Sophie se fijó en la cita de Leonardo que tenía delante.

«La cegadora ignorancia nos confunde, ¡Oh, Miserables mortales, abrid los ojos!».

Teabing cogió el libro y empezó a pasar páginas.

—Y antes de pasar a enseñarle las pinturas de Leonardo da Vinci en las que aparece el Santo Grial, me gustaría que le echara un vistazo a esto. —Abrió el libro por donde se mostraba una reproducción a dos páginas—. Supongo que reconoce este fresco.

«Debe de estar de broma». Sophie estaba contemplando el fresco más famoso de todos los tiempos, La última cena, la legendaria pintura que Leonardo había hecho en una pared de Santa María de la Grazie, en Milán.

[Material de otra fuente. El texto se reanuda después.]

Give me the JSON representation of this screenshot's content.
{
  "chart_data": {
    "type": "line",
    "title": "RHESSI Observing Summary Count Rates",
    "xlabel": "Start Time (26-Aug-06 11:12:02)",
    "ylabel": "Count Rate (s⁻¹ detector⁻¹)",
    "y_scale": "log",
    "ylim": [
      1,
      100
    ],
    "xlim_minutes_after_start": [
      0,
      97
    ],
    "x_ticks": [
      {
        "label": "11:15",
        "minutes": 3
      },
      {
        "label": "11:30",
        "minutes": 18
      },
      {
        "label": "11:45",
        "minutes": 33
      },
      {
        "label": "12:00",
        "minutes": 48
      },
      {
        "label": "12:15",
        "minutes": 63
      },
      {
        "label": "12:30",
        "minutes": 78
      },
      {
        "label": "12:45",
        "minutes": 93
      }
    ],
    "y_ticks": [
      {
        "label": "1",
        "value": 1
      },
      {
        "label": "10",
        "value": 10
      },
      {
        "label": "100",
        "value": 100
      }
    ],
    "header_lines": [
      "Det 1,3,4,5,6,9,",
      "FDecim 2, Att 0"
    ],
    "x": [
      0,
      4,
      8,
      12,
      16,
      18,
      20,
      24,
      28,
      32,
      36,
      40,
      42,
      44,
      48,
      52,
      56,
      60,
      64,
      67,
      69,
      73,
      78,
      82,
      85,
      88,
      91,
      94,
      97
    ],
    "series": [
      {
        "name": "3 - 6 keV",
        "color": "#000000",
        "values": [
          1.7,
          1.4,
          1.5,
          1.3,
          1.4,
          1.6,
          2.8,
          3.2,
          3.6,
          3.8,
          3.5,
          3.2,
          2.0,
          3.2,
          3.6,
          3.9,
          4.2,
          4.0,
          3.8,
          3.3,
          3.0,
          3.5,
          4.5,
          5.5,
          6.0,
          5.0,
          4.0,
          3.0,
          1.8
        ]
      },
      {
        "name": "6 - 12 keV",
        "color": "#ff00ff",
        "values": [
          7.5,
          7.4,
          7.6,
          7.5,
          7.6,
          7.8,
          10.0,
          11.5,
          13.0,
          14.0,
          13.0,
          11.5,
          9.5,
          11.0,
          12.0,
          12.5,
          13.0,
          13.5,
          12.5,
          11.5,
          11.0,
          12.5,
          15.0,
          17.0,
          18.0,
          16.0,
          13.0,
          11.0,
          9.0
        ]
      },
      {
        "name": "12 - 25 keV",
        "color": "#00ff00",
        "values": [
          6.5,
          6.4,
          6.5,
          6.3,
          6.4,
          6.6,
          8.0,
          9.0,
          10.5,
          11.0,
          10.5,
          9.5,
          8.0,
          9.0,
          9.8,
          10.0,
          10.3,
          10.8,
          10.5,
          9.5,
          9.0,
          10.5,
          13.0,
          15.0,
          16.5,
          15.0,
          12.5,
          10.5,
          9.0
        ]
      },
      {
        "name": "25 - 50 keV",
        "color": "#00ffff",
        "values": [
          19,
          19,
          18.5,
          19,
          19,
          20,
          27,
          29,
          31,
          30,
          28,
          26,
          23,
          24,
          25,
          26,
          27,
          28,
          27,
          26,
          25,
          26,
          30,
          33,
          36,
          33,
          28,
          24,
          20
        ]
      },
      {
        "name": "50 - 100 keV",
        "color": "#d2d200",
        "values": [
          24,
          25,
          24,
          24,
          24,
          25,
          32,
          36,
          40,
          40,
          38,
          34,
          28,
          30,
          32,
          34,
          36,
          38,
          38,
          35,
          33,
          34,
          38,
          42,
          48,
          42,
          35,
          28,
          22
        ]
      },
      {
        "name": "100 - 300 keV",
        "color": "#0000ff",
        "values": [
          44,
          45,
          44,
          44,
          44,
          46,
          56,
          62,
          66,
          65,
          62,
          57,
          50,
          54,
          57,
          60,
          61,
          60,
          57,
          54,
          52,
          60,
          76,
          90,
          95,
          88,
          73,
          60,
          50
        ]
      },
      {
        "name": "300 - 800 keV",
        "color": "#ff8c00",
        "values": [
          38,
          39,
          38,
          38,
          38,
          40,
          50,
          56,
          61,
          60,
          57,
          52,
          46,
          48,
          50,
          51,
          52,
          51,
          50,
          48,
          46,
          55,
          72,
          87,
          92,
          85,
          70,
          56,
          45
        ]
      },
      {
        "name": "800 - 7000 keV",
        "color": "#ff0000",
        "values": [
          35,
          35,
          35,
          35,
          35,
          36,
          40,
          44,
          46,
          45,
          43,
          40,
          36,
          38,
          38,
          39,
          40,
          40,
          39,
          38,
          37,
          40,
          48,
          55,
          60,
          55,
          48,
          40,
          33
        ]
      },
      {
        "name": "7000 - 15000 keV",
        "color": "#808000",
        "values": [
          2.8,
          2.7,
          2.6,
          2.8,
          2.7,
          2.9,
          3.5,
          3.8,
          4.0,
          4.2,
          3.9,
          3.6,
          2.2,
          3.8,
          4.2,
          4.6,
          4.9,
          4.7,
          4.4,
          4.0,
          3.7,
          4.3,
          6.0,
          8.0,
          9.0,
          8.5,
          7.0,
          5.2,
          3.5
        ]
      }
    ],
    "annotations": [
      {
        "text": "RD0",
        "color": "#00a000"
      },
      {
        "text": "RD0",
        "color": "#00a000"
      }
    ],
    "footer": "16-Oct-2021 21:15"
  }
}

La deteriorada obra mostraba a Jesús en el momento en que anunciaba a sus discípulos que uno de ellos lo traicionaría.

—Lo conozco, sí.

—Entonces tal vez quiera participar en un pequeño juego. Cierre los ojos, si es tan amable.

Insegura, le obedeció.

—¿Dónde está sentado Jesús? —le preguntó Teabing.

—En el centro.

—Bien. ¿Y qué están partiendo y comiendo él y sus discípulos?

—Pan. «Evidentemente».

—Fantástico. ¿Y qué beben?

—Vino. Bebían vino.

—Muy bien. Sólo una pregunta más. ¿Cuántas copas de vino hay sobre la mesa?

Sophie se quedó en silencio, consciente de que esa era la pregunta con trampa. «Y dando gracias tomó el cáliz y lo compartió con sus discípulos».

—Una —dijo. «La copa de Cristo. El Santo Grial».— Jesús les pasó un solo cáliz, igual como hacen hoy en día los cristianos durante la comunión.

Teabing suspiró.

—Abra los ojos.

Sophie obedeció y vio que Teabing sonreía burlón. Miró la pintura y para su asombro vio que todos tenían una copa delante, incluido Jesús. Trece Copas. Es más, las copas eran en realidad unos vasos de vidrio muy pequeños, sin pie. En aquel fresco no había cáliz. No había Santo Grial.

A Teabing le brillaban los ojos.

—Un poco raro, ¿no le parece?, teniendo en cuenta que tanto la Biblia como la leyenda establecida sobre el Grial consideran que ese momento es el de la entrada en escena del Cáliz Sagrado. Y resulta que a Leonardo va y se le olvida pintarlo.

—Seguro que los estudiosos del arte tienen que haberse dado cuenta.

—Le sorprendería saber la gran cantidad de anomalías que Leonardo incluyó en esta obra y que los estudiosos o bien no ven o sencillamente prefieren ignorar. En realidad, en este fresco se encuentran todas las claves para entender el misterio del Santo Grial. En La última cena Leonardo lo aclara todo.

Sophie se puso a estudiar aquella reproducción con avidez.

—¿Este fresco nos dice lo que es el Grial en realidad?

—No lo que es —susurró Teabing—. Más bien quién es. El Santo Grial no es una cosa. En realidad es… una persona.